Parvati & the Mountain
Parvati — her name means "daughter of the mountain" — was born to Himavan, lord of the Himalaya, and his wife Mena. From the start she was no ordinary princess: she is understood as the rebirth of Sati, Shiva's first wife, who had given up her life in grief and resolved to be born again to win him once more. Love, in this telling, is older than a single lifetime.
Her beloved was the most unlikely of suitors. Shiva, the supreme ascetic, sat in unbroken meditation upon the heights, smeared with ash, indifferent to the world, the very emblem of renunciation. To desire him was to desire the one being who had renounced desire itself. When the gods, troubled by a demon only Shiva's future son could defeat, sent Kama, the god of love, to pierce Shiva with an arrow of longing, Shiva opened his third eye and burned Kama to ashes in an instant. Beauty alone could not move him.
So Parvati chose another path — the path of tapas, ascetic discipline, the very austerity Shiva himself embodied. She withdrew to the forest, set aside comfort and ornament, and undertook penances of staggering severity: enduring heat and cold, fasting, standing through storms, at last living, the poets say, even on fallen leaves — earning the tender epithet Aparna, "she who took not even a leaf." She would meet the ascetic on his own ground.
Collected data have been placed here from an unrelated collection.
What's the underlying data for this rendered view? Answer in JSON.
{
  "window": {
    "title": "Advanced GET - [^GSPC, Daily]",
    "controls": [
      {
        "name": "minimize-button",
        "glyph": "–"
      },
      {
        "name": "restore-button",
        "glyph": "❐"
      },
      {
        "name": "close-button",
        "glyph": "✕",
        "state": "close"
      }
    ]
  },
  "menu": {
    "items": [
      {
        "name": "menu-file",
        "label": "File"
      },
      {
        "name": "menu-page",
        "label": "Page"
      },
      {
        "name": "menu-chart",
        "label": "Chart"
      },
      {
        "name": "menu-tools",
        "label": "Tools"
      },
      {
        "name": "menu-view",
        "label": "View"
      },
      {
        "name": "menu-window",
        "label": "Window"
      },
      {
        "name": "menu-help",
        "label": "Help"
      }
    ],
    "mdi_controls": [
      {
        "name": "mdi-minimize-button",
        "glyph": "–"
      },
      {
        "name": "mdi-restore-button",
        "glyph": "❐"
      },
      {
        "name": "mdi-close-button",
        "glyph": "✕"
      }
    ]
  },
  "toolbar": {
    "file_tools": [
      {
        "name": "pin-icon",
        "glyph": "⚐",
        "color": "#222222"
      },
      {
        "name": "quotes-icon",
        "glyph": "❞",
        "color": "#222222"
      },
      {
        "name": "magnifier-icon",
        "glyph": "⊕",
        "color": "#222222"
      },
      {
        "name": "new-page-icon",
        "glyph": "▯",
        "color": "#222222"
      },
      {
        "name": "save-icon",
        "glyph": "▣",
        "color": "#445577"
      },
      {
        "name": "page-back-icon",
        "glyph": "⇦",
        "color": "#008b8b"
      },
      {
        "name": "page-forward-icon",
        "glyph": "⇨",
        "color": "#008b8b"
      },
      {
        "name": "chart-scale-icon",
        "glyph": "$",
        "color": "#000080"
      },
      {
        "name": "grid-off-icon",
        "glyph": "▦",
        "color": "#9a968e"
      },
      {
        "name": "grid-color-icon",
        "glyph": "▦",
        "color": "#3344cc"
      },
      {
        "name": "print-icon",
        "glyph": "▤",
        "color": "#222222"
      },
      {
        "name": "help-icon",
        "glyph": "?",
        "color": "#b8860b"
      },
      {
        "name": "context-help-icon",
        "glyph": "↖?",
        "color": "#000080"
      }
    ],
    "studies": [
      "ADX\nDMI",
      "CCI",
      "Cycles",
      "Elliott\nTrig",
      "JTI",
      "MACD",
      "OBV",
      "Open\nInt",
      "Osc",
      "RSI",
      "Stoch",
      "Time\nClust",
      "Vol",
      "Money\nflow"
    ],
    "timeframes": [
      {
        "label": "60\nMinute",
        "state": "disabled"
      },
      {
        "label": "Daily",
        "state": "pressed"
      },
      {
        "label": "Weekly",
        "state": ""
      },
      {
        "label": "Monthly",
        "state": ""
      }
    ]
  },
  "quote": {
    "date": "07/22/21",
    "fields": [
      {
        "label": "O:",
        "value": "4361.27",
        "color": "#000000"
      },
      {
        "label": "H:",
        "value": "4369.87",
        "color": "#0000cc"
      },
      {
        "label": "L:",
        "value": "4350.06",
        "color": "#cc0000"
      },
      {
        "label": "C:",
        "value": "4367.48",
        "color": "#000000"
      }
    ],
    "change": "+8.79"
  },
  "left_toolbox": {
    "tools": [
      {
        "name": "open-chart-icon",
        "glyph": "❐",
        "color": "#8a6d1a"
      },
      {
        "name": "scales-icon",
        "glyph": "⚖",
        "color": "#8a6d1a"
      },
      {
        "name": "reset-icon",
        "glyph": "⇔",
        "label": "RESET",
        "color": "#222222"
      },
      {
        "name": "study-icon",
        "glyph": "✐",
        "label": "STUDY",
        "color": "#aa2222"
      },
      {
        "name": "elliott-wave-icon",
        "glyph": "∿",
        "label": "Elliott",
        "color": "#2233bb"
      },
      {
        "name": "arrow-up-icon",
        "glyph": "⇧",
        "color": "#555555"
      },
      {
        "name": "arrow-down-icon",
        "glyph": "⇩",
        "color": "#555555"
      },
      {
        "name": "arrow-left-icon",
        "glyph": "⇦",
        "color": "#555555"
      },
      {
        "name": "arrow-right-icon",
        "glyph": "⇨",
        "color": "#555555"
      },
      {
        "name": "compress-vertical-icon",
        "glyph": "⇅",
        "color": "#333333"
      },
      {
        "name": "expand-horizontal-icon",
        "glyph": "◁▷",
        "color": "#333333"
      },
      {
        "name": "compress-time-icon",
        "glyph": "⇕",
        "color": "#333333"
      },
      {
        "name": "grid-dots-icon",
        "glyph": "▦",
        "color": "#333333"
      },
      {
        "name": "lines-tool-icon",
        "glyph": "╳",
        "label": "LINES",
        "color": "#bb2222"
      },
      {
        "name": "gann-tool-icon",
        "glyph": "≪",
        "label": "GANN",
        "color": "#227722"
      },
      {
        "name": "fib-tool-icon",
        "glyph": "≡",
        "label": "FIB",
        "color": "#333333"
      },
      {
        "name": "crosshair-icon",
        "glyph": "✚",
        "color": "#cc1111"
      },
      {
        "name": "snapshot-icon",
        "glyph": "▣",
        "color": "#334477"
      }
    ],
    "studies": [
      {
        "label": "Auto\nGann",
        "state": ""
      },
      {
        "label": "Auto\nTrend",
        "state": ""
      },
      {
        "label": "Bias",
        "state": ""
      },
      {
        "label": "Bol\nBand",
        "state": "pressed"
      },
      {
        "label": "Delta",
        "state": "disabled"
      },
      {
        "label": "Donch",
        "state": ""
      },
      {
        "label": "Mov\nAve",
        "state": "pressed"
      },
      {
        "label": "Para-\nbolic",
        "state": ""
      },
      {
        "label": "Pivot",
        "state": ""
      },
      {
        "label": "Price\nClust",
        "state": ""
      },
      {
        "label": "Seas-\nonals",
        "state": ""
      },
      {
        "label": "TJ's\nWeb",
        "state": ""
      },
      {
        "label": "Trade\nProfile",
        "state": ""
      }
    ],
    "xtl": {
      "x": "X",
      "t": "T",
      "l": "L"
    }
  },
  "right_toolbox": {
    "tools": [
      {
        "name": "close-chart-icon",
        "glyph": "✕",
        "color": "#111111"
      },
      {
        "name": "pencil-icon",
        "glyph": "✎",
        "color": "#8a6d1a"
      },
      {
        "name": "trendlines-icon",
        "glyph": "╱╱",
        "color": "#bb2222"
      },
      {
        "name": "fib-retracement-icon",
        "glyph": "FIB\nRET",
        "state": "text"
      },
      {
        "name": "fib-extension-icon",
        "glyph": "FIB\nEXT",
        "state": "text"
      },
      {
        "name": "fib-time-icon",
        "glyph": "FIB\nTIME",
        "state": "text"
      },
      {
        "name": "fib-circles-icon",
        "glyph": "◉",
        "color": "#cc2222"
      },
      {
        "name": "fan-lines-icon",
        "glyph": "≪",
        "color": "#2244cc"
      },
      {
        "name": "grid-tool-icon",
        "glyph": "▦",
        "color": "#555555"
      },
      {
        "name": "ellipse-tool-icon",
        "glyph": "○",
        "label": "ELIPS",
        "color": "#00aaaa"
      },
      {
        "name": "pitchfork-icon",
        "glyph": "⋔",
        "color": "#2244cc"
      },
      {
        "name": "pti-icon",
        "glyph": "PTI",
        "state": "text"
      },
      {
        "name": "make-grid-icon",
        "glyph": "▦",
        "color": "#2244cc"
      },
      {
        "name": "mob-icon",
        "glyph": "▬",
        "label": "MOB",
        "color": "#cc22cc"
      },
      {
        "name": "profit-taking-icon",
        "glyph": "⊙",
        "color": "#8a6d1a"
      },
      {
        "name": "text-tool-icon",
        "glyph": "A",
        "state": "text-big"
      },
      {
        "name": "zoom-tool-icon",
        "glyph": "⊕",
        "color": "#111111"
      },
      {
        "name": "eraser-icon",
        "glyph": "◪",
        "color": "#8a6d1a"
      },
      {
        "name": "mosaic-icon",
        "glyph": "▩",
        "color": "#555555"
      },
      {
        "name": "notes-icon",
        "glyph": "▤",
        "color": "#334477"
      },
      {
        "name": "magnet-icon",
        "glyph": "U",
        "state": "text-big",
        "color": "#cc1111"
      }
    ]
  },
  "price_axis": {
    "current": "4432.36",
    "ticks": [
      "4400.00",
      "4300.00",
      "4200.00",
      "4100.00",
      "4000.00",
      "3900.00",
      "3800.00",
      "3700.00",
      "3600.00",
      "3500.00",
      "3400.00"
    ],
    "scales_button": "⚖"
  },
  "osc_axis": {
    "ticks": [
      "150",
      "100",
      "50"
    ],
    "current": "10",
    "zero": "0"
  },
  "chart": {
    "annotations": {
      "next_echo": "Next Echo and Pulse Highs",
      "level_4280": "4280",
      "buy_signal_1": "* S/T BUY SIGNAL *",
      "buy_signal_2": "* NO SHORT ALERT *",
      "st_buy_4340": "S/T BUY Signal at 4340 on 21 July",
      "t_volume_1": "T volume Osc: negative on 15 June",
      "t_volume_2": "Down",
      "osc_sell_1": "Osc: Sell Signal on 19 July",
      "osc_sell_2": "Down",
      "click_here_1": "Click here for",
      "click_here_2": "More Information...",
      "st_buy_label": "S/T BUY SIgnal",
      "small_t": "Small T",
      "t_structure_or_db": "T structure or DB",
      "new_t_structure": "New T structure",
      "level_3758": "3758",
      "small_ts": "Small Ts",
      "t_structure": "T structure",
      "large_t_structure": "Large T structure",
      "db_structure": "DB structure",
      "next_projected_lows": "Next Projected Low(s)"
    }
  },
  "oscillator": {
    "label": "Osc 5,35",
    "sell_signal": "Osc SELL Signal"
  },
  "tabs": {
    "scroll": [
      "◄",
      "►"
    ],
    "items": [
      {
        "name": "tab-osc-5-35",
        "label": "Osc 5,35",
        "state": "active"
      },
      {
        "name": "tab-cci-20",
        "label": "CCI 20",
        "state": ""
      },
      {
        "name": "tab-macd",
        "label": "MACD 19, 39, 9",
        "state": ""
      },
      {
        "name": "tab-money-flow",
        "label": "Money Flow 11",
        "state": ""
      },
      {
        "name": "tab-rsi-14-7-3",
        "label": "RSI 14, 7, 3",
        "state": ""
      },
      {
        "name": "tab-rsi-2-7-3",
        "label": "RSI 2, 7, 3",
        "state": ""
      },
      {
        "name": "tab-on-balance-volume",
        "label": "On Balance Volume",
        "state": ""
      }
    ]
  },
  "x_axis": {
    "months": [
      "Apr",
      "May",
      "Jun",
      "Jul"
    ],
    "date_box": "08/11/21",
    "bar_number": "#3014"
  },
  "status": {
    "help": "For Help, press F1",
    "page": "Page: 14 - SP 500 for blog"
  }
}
A famous scene tests her resolve. A young brahmin appears and, to dissuade her, mocks Shiva — wild, homeless, garlanded with serpents, an unfit husband. Parvati rises to defend him fiercely, and the brahmin reveals himself: it is Shiva, come to see whether her devotion was real. It was. Their marriage, celebrated in countless retellings, unites the ascetic and the householder, renunciation and love, in a single divine couple.
The theology beneath the romance is profound. Parvati is Shakti, the active power of the cosmos, and Shiva is pure consciousness; without her, the tradition says, Shiva is shava — an inert corpse, awareness without the power to act. Their union is not the taming of an ascetic but the joining of the two principles by which the universe lives. Their son is Ganesha; their family — Shiva, Parvati, Ganesha, and Kartikeya — is honoured across India as the very model of the divine household. And in her supreme form she is Mahadevi, the Great Goddess, the mountain's daughter who is also the mother of all.